Tout le monde connaît les règles du jeu de la démocratie parlementaire, de la diplomatie, des relations complexes et changeantes de la politique étrangère aux couleurs aussi changeantes que celles d’un caméléon. Suivre l’itinéraire d’un homme qui se dit « en construction » comme on l’aurait affirmé d’un bâtiment ou des dédales d’un labyrinthe devient hasardeux sinon incompréhensible si on ne s’attache qu’à une biographie où les mots tiennent place des sentiments, des inclinaisons, des objectifs rationnels ou secrets. Qui peut décrire, sinon comprendre le trajet suivi par cet homme sorti de la droite française classique, attiré d’abord par les sirènes maurassiennes puis guidé par on ne sait quel champ magnétique vers la gauche ? Y a-t-il cherché le triomphe de la célébrité et des chances d’influence sur le temps et l’espace de la France et du monde ? Bâtir un autre que soi-même c’est déjà faire la moitié du chemin vers la reconnaissance sinon l’immortalité.

Souvenirs en do majeur

Ses souvenirs de pierre et d’or laissés ici et ailleurs, dans la musique de l’opéra, les tableaux du Louvre, les volumes de la Bibliothèque signent cette soif d’éternité pour un mortel qui a vu de plus près que beaucoup d’autres l’arrivée de la finitude sous la forme d’un cancer terminal auquel il a sacrifié la vraie médecine à celle des rebouteux et des sorciers. La voilà bien, la grandeur et la petitesse des grands hommes, terme dont la légitimité risque de m’être refusée par les opposants les plus radicaux et accordée par les sympathisants, des historiens et les hommes d’expérience qui savent peser les aléas de l’existence depuis les non dits, les tricheries, les trahisons, voire les amitiés les plus compromettantes, parce que nouées un jour de « déconstruction », de veille de reconstruction, avant de repartir du bon pied, - on ne sait encore lequel – vers le destin espéré plus que rêvé.

Tireur de la République

Homme de gauche, il ne paraissait pas l’avoir été malgré ou à cause de ses velléités de tireur de la république. Sur la question algérienne, il critique fermement la dérive répressive qui suit l’échec de la tentative de libéralisation, en février 1956. Toutefois, c’est lui qui est chargé par le Conseil des ministres, de défendre le projet de loi remettant les pouvoirs spéciaux à l’armée. Il donne son aval, en tant que Garde des Sceaux, aux nombreuses sentences de mort prononcées par les tribunaux d’Alger contre des militants de la lutte pour l’indépendance. Il couvre l’exécution de quarante-cinq militants algériens condamnés de manière expéditive.
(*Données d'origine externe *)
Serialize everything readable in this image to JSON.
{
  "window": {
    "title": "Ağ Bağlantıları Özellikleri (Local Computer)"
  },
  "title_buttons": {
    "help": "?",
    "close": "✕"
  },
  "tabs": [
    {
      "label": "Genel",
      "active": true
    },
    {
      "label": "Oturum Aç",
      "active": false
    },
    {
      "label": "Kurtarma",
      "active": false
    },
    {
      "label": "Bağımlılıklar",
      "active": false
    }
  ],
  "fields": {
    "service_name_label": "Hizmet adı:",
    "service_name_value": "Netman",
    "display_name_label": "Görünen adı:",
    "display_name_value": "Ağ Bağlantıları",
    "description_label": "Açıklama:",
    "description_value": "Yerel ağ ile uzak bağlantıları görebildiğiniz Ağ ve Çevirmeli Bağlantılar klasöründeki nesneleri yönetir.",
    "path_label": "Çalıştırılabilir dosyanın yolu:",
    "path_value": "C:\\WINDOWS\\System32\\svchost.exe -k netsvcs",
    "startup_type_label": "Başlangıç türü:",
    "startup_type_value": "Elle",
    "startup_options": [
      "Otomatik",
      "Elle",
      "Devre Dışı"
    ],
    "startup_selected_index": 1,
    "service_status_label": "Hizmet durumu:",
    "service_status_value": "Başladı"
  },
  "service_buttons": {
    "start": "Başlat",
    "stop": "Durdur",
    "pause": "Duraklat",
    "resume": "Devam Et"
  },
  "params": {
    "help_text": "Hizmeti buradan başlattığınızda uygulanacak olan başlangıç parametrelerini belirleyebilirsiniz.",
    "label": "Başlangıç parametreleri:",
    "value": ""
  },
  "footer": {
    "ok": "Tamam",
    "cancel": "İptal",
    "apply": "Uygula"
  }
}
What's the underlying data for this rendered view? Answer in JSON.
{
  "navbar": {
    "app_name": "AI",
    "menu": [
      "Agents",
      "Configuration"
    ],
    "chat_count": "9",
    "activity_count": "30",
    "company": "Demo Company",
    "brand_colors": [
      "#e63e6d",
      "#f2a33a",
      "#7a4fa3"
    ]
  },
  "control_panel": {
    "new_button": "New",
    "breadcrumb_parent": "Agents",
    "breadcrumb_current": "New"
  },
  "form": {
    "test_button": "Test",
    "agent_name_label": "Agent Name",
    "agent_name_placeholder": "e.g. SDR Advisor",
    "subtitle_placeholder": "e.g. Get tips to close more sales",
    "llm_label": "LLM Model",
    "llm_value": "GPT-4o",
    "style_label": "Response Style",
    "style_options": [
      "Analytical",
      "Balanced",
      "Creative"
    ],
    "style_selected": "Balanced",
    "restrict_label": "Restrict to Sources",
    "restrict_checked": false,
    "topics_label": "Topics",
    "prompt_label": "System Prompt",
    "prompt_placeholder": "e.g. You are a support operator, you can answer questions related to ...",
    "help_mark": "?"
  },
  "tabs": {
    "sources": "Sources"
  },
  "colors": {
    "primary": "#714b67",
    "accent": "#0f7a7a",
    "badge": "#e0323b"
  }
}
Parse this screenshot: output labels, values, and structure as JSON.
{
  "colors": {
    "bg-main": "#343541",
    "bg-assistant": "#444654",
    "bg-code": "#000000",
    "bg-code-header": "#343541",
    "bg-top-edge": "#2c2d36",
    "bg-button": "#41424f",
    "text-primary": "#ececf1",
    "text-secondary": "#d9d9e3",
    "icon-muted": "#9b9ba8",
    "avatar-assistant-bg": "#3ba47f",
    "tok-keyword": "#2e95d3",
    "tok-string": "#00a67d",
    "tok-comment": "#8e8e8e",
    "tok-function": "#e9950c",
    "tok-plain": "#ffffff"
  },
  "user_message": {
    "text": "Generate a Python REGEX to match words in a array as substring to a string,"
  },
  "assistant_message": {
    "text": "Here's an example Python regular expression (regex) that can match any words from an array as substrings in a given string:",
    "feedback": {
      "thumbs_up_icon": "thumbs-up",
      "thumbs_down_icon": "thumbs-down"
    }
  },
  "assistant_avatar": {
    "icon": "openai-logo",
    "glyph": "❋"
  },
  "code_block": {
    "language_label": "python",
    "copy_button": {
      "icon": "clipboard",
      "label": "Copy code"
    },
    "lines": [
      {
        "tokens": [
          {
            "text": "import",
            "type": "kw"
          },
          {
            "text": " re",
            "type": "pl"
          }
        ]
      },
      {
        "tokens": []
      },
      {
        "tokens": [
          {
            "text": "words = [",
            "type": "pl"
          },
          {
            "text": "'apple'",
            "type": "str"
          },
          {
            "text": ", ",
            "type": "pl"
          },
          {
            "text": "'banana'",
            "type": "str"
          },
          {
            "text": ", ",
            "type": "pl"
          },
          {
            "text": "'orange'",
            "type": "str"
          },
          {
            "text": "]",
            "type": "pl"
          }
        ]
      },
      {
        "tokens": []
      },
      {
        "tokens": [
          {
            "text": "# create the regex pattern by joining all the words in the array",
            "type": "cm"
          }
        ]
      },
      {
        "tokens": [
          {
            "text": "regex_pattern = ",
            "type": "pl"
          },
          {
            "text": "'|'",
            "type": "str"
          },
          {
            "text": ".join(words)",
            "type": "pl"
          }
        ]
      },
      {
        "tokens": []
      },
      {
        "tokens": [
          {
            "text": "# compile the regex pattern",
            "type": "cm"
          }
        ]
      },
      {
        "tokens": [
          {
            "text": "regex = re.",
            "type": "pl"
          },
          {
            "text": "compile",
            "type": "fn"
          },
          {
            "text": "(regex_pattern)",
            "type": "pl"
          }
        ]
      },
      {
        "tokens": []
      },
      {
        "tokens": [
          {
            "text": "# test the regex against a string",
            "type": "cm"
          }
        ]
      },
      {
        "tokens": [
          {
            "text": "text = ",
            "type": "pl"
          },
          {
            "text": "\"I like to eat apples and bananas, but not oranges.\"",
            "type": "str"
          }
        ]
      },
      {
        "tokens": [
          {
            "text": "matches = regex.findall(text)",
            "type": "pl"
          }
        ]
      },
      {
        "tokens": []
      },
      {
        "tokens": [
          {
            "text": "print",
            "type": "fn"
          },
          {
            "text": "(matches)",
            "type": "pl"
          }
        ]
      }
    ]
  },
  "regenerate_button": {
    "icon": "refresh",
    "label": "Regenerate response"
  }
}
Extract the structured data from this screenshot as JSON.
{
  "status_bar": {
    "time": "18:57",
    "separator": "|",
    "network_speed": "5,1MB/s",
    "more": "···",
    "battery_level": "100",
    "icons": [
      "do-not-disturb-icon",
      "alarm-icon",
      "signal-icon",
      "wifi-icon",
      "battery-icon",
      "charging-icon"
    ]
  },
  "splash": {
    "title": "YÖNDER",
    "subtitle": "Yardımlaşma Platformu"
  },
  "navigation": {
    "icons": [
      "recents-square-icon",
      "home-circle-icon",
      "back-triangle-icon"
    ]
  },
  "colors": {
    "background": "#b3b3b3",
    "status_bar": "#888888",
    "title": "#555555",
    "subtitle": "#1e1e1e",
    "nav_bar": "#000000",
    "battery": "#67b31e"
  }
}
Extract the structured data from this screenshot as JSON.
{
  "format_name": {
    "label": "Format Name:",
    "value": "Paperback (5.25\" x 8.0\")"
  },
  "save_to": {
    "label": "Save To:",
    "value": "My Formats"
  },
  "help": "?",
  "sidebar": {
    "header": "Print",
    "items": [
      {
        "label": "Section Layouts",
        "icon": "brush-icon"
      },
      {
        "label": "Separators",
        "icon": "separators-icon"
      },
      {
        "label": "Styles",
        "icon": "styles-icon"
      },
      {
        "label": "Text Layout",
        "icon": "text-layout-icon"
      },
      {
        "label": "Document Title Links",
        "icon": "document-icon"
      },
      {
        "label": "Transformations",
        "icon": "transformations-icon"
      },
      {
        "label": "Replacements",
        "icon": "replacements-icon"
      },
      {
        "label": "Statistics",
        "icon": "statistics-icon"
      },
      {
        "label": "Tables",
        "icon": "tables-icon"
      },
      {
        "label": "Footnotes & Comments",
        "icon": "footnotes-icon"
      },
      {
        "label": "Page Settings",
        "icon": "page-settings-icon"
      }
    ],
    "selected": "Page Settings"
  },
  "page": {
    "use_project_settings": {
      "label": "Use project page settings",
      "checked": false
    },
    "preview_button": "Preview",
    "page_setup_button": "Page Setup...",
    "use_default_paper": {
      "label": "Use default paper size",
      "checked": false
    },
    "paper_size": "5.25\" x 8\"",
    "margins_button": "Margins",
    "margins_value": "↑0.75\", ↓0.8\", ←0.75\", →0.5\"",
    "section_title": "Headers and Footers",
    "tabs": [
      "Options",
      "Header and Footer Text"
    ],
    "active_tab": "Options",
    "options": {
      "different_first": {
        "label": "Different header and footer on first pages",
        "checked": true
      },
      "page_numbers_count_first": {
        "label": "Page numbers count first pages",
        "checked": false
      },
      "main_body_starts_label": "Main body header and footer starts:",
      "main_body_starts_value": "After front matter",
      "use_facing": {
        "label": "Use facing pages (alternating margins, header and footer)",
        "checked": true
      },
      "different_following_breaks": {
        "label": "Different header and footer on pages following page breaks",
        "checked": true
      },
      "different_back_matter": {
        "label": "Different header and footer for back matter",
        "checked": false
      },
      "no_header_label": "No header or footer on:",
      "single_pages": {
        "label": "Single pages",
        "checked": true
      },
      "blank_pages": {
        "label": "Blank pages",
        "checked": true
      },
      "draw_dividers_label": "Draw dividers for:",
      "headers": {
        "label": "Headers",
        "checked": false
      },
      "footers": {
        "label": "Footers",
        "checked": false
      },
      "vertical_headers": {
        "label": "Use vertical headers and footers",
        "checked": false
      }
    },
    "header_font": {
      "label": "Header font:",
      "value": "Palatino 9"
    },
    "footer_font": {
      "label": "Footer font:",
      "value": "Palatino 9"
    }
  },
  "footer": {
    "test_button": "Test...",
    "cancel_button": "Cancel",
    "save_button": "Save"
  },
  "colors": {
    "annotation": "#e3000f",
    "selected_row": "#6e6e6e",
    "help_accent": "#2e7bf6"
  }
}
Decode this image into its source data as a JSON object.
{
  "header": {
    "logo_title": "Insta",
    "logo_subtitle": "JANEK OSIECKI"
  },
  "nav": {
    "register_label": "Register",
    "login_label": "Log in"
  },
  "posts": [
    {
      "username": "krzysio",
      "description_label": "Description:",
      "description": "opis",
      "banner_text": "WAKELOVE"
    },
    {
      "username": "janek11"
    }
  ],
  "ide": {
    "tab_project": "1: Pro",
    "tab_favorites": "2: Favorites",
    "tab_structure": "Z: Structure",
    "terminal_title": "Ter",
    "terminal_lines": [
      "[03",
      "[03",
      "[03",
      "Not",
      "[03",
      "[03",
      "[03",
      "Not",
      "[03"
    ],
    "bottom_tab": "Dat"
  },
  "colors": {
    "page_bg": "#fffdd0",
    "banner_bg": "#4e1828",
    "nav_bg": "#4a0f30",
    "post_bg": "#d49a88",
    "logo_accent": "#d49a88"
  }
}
Il est certain qu’assumer la charge de Garde des Sceaux en pleine bataille d’Alger, à l’époque où l’armée française recourt massivement à la torture et aux exécutions sommaires pour mater l’insurrection algérienne, constitue une redoutable épreuve pour l’humaniste et l’homme de gauche dont, malgré tout, François Mitterrand veut continuer de donner l’image. Les témoins cités par son biographe Jean Lacouture décrivent un homme bouleversé, profondément hésitant.

A l’instar de la Gestapo

Au risque de s’exposer à l’accusation d’avoir couvert, voire encouragé des pratiques renouvelées de celles de la Gestapo et relevant pour le moins du crime de guerre, l’ancien Résistant reste au gouvernement. Il veut accéder à la présidence du Conseil, où, pense-t-il, sa marge de manœuvre serait plus large ; il pourrait, après tout, rendre plus libérale la politique algérienne. Il en avait revêtu l’habit. Il lui collait à la peau au risque d’en arracher de longs lambeaux. Après quoi, il pouvait s’en retourner au fond des coins de France qu’il aimait d’un autre amour que celui d’un de ses successeurs pour qui l’instrumentation prime l’objectif. Alors, tout était dit, les labradors n’avaient plus que veiller sur sa tombe pour l’accompagner « là où il sera pour veiller sur le peuple de France ».

Questionnement éthique :

1. L’histoire est sélective et déploie un grand nombre de faits ce qui exige une interprétation des évènements. C’est pour cette raison que son interprétation dépend des hypothèses et des idées de l’historien. Comment interpréter la vie de Mitterrand à la lumière de cette affirmation ?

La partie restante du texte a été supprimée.